Respondents provideded quality of care scores for patient full recovery spanning the entire scale 1 to 5, with the median at 4 (good care). By comparison, participants assessing a mortality outcome still exhibited a wide range of 1 to 4 points, with a median score of 2 (poor care). There was a statistically highly significant difference in the rating of the same antecedent care provided depending on the patient outcome (p<0.00001).

Case two – headache

This scenario presented a patient on anticoagulation with a sudden onset severe headache who was referred by their general practitioner to the ED. The patient was reviewed by a foundation trainee who recorded that they felt a subarachnoid haemorrhage (SAH) was unlikely. However, given the sudden onset of the headache SAH was nevertheless a diagnosis that ought to be excluded. The patient was then reviewed by a medical registrar who documented that the headache severity peaked at a number of hours and explained the patient the headache was most likely a tension headache, and did not fit the indication for computed tomography (CT) scanning or lumbar puncture. The patient was discharged with advice and analgesia. In outcome one, the patient made a full recovery.
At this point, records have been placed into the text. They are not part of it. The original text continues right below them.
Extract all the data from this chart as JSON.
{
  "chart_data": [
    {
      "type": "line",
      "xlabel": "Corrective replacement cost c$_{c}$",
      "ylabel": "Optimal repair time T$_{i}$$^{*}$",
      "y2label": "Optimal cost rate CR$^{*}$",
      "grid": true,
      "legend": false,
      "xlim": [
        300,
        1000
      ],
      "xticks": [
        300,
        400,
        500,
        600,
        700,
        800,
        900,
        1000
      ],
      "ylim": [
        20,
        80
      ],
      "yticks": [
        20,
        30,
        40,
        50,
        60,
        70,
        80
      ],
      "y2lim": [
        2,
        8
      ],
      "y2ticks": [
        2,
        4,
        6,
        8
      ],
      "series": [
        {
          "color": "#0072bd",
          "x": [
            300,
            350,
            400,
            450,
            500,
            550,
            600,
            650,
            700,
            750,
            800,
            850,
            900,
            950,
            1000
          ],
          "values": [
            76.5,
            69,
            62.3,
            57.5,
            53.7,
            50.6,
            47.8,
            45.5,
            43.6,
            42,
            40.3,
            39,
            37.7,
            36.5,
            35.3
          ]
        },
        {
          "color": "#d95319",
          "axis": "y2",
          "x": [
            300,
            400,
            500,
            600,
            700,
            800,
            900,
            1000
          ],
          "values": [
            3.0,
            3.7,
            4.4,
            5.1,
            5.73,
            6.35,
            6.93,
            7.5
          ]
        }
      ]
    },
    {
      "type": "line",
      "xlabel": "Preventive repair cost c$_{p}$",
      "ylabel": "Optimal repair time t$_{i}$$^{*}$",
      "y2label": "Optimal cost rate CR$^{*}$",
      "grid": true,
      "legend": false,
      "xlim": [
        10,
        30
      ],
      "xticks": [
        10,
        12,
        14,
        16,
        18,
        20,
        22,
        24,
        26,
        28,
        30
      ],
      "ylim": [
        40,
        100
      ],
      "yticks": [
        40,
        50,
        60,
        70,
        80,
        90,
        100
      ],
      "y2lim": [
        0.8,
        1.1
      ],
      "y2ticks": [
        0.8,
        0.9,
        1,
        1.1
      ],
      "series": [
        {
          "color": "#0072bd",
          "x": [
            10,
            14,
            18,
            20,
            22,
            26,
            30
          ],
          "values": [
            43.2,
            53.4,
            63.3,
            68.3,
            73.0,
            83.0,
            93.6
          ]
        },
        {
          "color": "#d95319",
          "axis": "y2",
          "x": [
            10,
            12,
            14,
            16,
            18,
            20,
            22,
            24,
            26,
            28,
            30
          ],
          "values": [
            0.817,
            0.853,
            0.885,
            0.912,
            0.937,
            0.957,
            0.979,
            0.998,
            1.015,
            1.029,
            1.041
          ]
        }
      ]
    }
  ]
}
Outcome two described the patient becoming agitated overnight, then going into cardiac arrest. The postmortem showed a subarachnoid haemorrhage and a ruptured berry aneurysm. See supplementary material S2 for the full vignette and subsequent endings.

This scenario had a total of 85 responses, Fig 2 shows the results of outcome one (full recovery) n=34 and outcome two (patient death) n=51. Similar to the first scenario the quality scores showed a statistically significant difference in the outcome of each scenario. These ranged from 2 to 5 for outcome one, with a median of 3 (adequate care). Outcome two scores ranged from 1 to 4 and a median of 2 (poor care) (p=0.0003).

Fig 2.

Fig 2.

Participants assigned markedly different care quality scores when assessing the same vignette depending on the patient outcome in a case of headache.

Case three – chest pain

The final scenario presented a patient with a background of malignant hypertension with end organ damage who had sudden onset chest pain and collapsed. The patient was reviewed by a medical registrar who noted a raised troponin, deranged renal function and that the patient was non-compliant with regular follow up. Discussion with a consultant resulted in a decision to rule out both pulmonary embolism and aortic dissection via CT scan, however the request for the scan only documented the differential of possible pulmonary embolism.
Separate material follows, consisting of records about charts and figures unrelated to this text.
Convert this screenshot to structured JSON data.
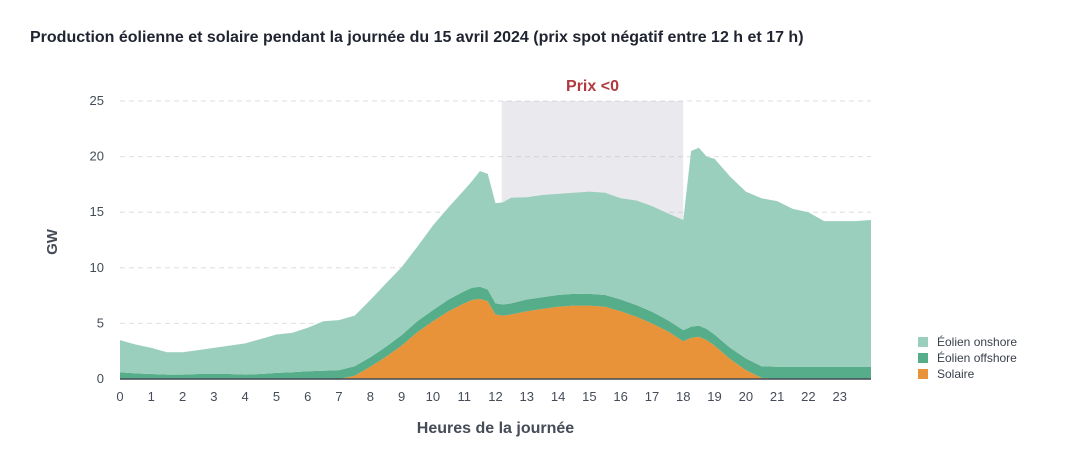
{
  "chart_data": {
    "type": "area",
    "stacked": true,
    "title": "Production éolienne et solaire pendant la journée du 15 avril 2024 (prix spot négatif entre 12 h et 17 h)",
    "xlabel": "Heures de la journée",
    "ylabel": "GW",
    "xlim": [
      0,
      24
    ],
    "ylim": [
      0,
      25
    ],
    "x_ticks": [
      "0",
      "1",
      "2",
      "3",
      "4",
      "5",
      "6",
      "7",
      "8",
      "9",
      "10",
      "11",
      "12",
      "13",
      "14",
      "15",
      "16",
      "17",
      "18",
      "19",
      "20",
      "21",
      "22",
      "23"
    ],
    "y_ticks": [
      "0",
      "5",
      "10",
      "15",
      "20",
      "25"
    ],
    "grid": "horizontal dashed",
    "legend_position": "bottom-right",
    "x": [
      0,
      0.5,
      1,
      1.5,
      2,
      2.5,
      3,
      3.5,
      4,
      4.5,
      5,
      5.5,
      6,
      6.5,
      7,
      7.5,
      8,
      8.5,
      9,
      9.5,
      10,
      10.5,
      11,
      11.25,
      11.5,
      11.75,
      12,
      12.25,
      12.5,
      13,
      13.5,
      14,
      14.5,
      15,
      15.5,
      16,
      16.5,
      17,
      17.5,
      18,
      18.25,
      18.5,
      18.75,
      19,
      19.5,
      20,
      20.5,
      21,
      21.5,
      22,
      22.5,
      23,
      23.5,
      24
    ],
    "series": [
      {
        "name": "Solaire",
        "color": "#e8923a",
        "values": [
          0,
          0,
          0,
          0,
          0,
          0,
          0,
          0,
          0,
          0,
          0,
          0,
          0,
          0,
          0,
          0.3,
          1.1,
          2.0,
          3.0,
          4.2,
          5.2,
          6.1,
          6.8,
          7.1,
          7.2,
          7.0,
          5.8,
          5.7,
          5.8,
          6.1,
          6.3,
          6.5,
          6.6,
          6.6,
          6.5,
          6.1,
          5.6,
          5.0,
          4.3,
          3.4,
          3.7,
          3.8,
          3.5,
          3.0,
          1.8,
          0.8,
          0.1,
          0,
          0,
          0,
          0,
          0,
          0,
          0
        ]
      },
      {
        "name": "Éolien offshore",
        "color": "#55ad8a",
        "values": [
          0.6,
          0.5,
          0.45,
          0.4,
          0.4,
          0.45,
          0.45,
          0.45,
          0.4,
          0.45,
          0.55,
          0.6,
          0.7,
          0.75,
          0.8,
          0.85,
          0.85,
          0.9,
          0.95,
          1.0,
          1.0,
          1.05,
          1.1,
          1.1,
          1.1,
          1.05,
          1.0,
          1.0,
          1.0,
          1.05,
          1.05,
          1.05,
          1.05,
          1.05,
          1.05,
          1.05,
          1.05,
          1.05,
          1.0,
          1.0,
          1.0,
          1.0,
          1.0,
          1.0,
          1.0,
          1.05,
          1.05,
          1.1,
          1.1,
          1.1,
          1.1,
          1.1,
          1.1,
          1.1
        ]
      },
      {
        "name": "Éolien onshore",
        "color": "#9acebd",
        "values": [
          2.9,
          2.6,
          2.35,
          2.0,
          2.0,
          2.15,
          2.35,
          2.55,
          2.8,
          3.15,
          3.45,
          3.55,
          3.9,
          4.45,
          4.5,
          4.55,
          5.15,
          5.7,
          6.1,
          6.7,
          7.6,
          8.3,
          9.1,
          9.6,
          10.4,
          10.4,
          9.0,
          9.2,
          9.5,
          9.2,
          9.2,
          9.1,
          9.1,
          9.2,
          9.2,
          9.1,
          9.4,
          9.5,
          9.6,
          9.9,
          15.8,
          16.0,
          15.5,
          15.8,
          15.4,
          15.0,
          15.1,
          14.9,
          14.2,
          13.9,
          13.1,
          13.1,
          13.1,
          13.2
        ]
      }
    ],
    "annotations": [
      {
        "type": "shaded_range",
        "x_start": 12.2,
        "x_end": 18,
        "color": "#bfbac8",
        "label": "Prix <0",
        "label_color": "#b03a3f"
      }
    ]
  }
}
The patient was handed over at shift change and reviewed by a second medical registrar when the patient decided to self-discharge as they then felt well. Prior to self-discharge, the verbal report of the CT pulmonary angiogram scan stated that there was no pulmonary embolism or evidence of aortic dissection. The patient was documented to have capacity and was therefore allowed to leave. After this, a final written report noted ascending aorta dilatation needing vascular surgeon review.
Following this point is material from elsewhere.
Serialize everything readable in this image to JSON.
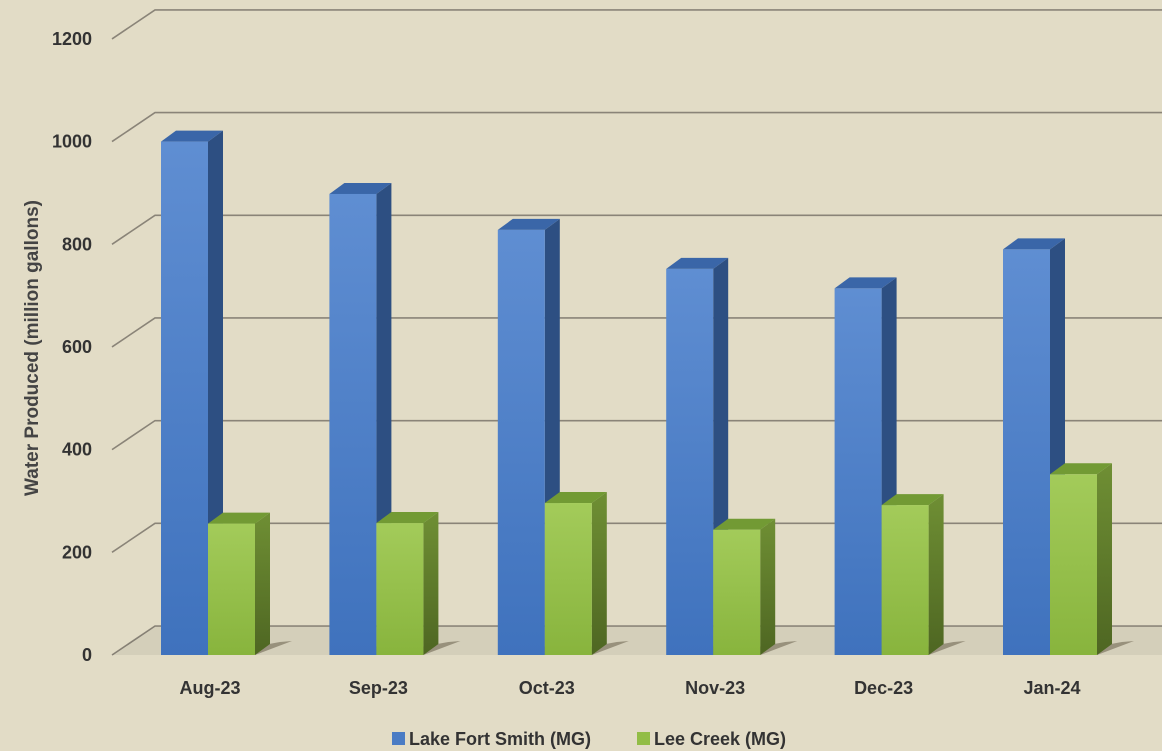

In outcome one, the patient remained well and attended for an outpatient vascular surgical appointment. Outcome two described the patient being found deceased in bed the next day, with a postmortem showing the cause of death to be cardiac tamponade secondary to ascending aorta dissection. For the full scenario and endings, see supplementary material S3.

This scenario received a total of 84 responses. Fig 3 shows the results of outcome one (full recovery) n=54, outcome two (patient death) n=30. In this case, there was no statistically significant difference found. The quality scores for full recovery ranged from 2 to 5, a median of 4, with the poor outcome scores ranging from 1 to 5, and a median of 3 (p=0.1074).

Fig 3.

Fig 3.

Participants assigned similar care quality scores when assessing a case vignette, irrespective of patient outcome, in a case of chest pain.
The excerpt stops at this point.